Quanto al piano industriale 2016-2019, sembra il libro delle favole e delle buone intenzioni: dalla “piena valorizzazione della clientela attuale” al “focus sull’efficienza”, passando per il miglioramento della “gestione del rischio di credito”  per proiezioni di utili al 2018 e al 2019 di rispettivamente 978 milioni (22% dei ricavi attesi) e 1,1 miliardi (24,5% dei ricavi attesi) totalmente decontestualizzate dalla realtà dello scenario economico in cui ci muoviamo. Nel caso del MontePaschi la realtà delle cifre è purtroppo ben diversa. Il piano prevede 2.600 esuberi e la chiusura di 500 sportelli, ma i numeri a consuntivo potrebbero poi risultare significativamente diversi. Il bilancio degli ultimi trimestri, infatti, parla chiaro: nei primi 9 mesi del 2016 MontePaschi ha realizzato una perdita di 849 milioni di euro, perdita su cui hanno impattato rettifiche straordinarie sui crediti di 750 milioni di euro. In totale, nei primi nove mesi, le rettifiche sui crediti sono ammontate a 2 miliardi di euro (+42,4%), cifre che danno da pensare sull’effettivo stato dei conti di una banca che si trova in terapia intensiva da molti anni. E l’andamento gestionale non è certo migliorato. Il margine d’interesse è ovviamente calato dell’11,6% a 1,5 miliardi, mentre la raccolta diretta è calata di 14 miliardi da dicembre 2015 (-11,6%) e addirittura di 6,6 miliardi rispetto al 30 giugno scorso. “La flessione registrata nel terzo trimestre – spiega il comunicato della banca – è da ricondurre alla fuoriuscita di raccolta commerciale (vale a dire di clientela, ndr) avvenuta tra luglio e agosto, in coincidenza con le turbolenze dei mercati finanziari del comparto bancario e con la pubblicazione dell’esito degli stress test”. L’andamento fortemente negativo dell’istituto senese ha avuto anche un impatto sui coefficienti patrimoniali, riducendo il Common Equity Tier 1 all’11,49% dal 12,11% del giugno scorso. Dalla fine del 2015 il Cet1 è diminuito di 654 milioni, il Tier1 di oltre 1 miliardo, il Tier2 di 500 milioni e il Total Capital di oltre 1,5 miliardi, mentre i crediti deteriorati lordi sono ulteriormente cresciuti a 45,6 miliardi.

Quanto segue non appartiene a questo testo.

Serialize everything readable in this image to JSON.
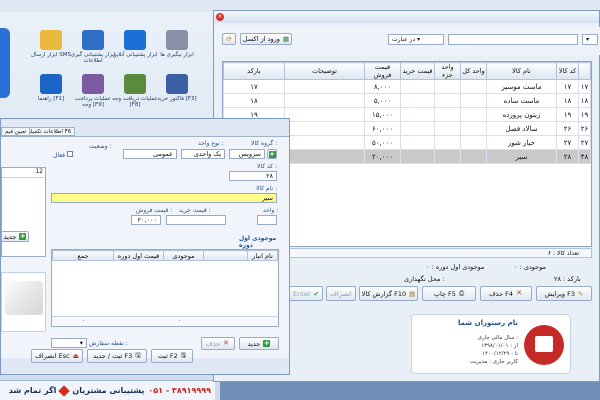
{
  "desktop": {
    "icons": [
      {
        "label": "ابزار ارسال SMS",
        "color": "#e9b83c"
      },
      {
        "label": "ابزار پشتیبانی گیری اطلاعات",
        "color": "#2f6fc8"
      },
      {
        "label": "ابزار پشتیبانی آنلاین",
        "color": "#1d6fd6"
      },
      {
        "label": "ابزار بیگیری ها",
        "color": "#8a8fa8"
      },
      {
        "label": "راهنما [F1]",
        "color": "#1c65c7"
      },
      {
        "label": "عملیات پرداخت وجه [F9]",
        "color": "#7c5aa0"
      },
      {
        "label": "عملیات دریافت وجه [F8]",
        "color": "#5a8a3c"
      },
      {
        "label": "فاکتور خرید [F3]",
        "color": "#3c5fa6"
      }
    ],
    "support_label": "پشتیبانی مشتریان",
    "support_phone": "۰۵۱ - ۳۸۹۱۹۹۹۹",
    "status_text": "اگر تمام شد"
  },
  "right_window": {
    "toolbar": {
      "excel_button": "ورود از اکسل",
      "search_field_label": "در عبارت"
    },
    "table": {
      "headers": [
        "کد کالا",
        "نام کالا",
        "واحد کل",
        "واحد جزء",
        "قیمت خرید",
        "قیمت فروش",
        "توضیحات",
        "بارکد"
      ],
      "rows": [
        {
          "idx": "۱۷",
          "code": "۱۷",
          "name": "ماست موسیر",
          "sell": "۸,۰۰۰",
          "barcode": "۱۷"
        },
        {
          "idx": "۱۸",
          "code": "۱۸",
          "name": "ماست ساده",
          "sell": "۵,۰۰۰",
          "barcode": "۱۸"
        },
        {
          "idx": "۱۹",
          "code": "۱۹",
          "name": "زیتون پرورده",
          "sell": "۱۵,۰۰۰",
          "barcode": "۱۹"
        },
        {
          "idx": "۲۶",
          "code": "۲۶",
          "name": "سالاد فصل",
          "sell": "۶۰,۰۰۰",
          "barcode": ""
        },
        {
          "idx": "۲۷",
          "code": "۲۷",
          "name": "خیار شور",
          "sell": "۵۰,۰۰۰",
          "barcode": ""
        },
        {
          "idx": "۴۸",
          "code": "۲۸",
          "name": "سیر",
          "sell": "۲۰,۰۰۰",
          "barcode": ""
        }
      ],
      "footer": "تعداد کالا : ۶"
    },
    "info": {
      "stock_period": "موجودی اول دوره : ۰",
      "barcode": "بارکد : ۲۸",
      "location": "محل نگهداری :",
      "stock": "موجودی : ۰"
    },
    "buttons": {
      "edit": "ویرایش F3",
      "delete": "حذف F4",
      "print": "چاپ F5",
      "report": "گزارش کالا F10",
      "cancel": "انصراف",
      "enter": "Enter"
    },
    "restaurant_card": {
      "name": "نام رستوران شما",
      "line1": "سال مالی جاری :",
      "line2": "از : ۱۳۹۸/۰۱/۰۱",
      "line3": "تا : ۱۴۰۰/۱۲/۲۹",
      "line4": "کاربر جاری : مدیریت"
    }
  },
  "left_window": {
    "tabs": [
      "اطلاعات تکمیلی F6",
      "تعیین قیم"
    ],
    "form": {
      "group_label": "گروه کالا :",
      "group_value": "سرویس",
      "unit_label": "نوع واحد :",
      "unit_value": "یک واحدی",
      "sub_unit_value": "عمومی",
      "status_label": "وضعیت :",
      "active_label": "فعال",
      "code_label": "کد کالا :",
      "code_value": "۲۸",
      "name_label": "نام کالا :",
      "name_value": "سیر",
      "unit2_label": "واحد :",
      "buy_price_label": "قیمت خرید :",
      "sell_price_label": "قیمت فروش :",
      "sell_price_value": "۲۰,۰۰۰",
      "left_field": "12"
    },
    "stock_section": {
      "title": "موجودی اول دوره",
      "headers": [
        "نام انبار",
        "موجودی",
        "قیمت اول دوره",
        "جمع"
      ],
      "total_1": "۰",
      "total_2": "۰",
      "reorder_label": "نقطه سفارش :",
      "new_button": "جدید",
      "delete_button": "حذف",
      "left_new": "جدید"
    },
    "bottom_buttons": {
      "save": "ثبت F2",
      "save_new": "ثبت / جدید F3",
      "cancel": "انصراف Esc"
    }
  }
}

Insomma, una realtà molto diversa da quella scritta nel libro dei sogni che è il piano industriale approvato dal cda e che fa il paio con le criticità dell’ennesima operazione di salvataggio della banca senese. Intanto in Borsa, dopo i forti rialzi dei giorni scorsi, il titolo ritraccia violentemente (-15%, sotto quota 0,30 euro) sull’onda delle prese di beneficio e anche un po’ per la delusione dovuta all’assenza di sostanziali novità.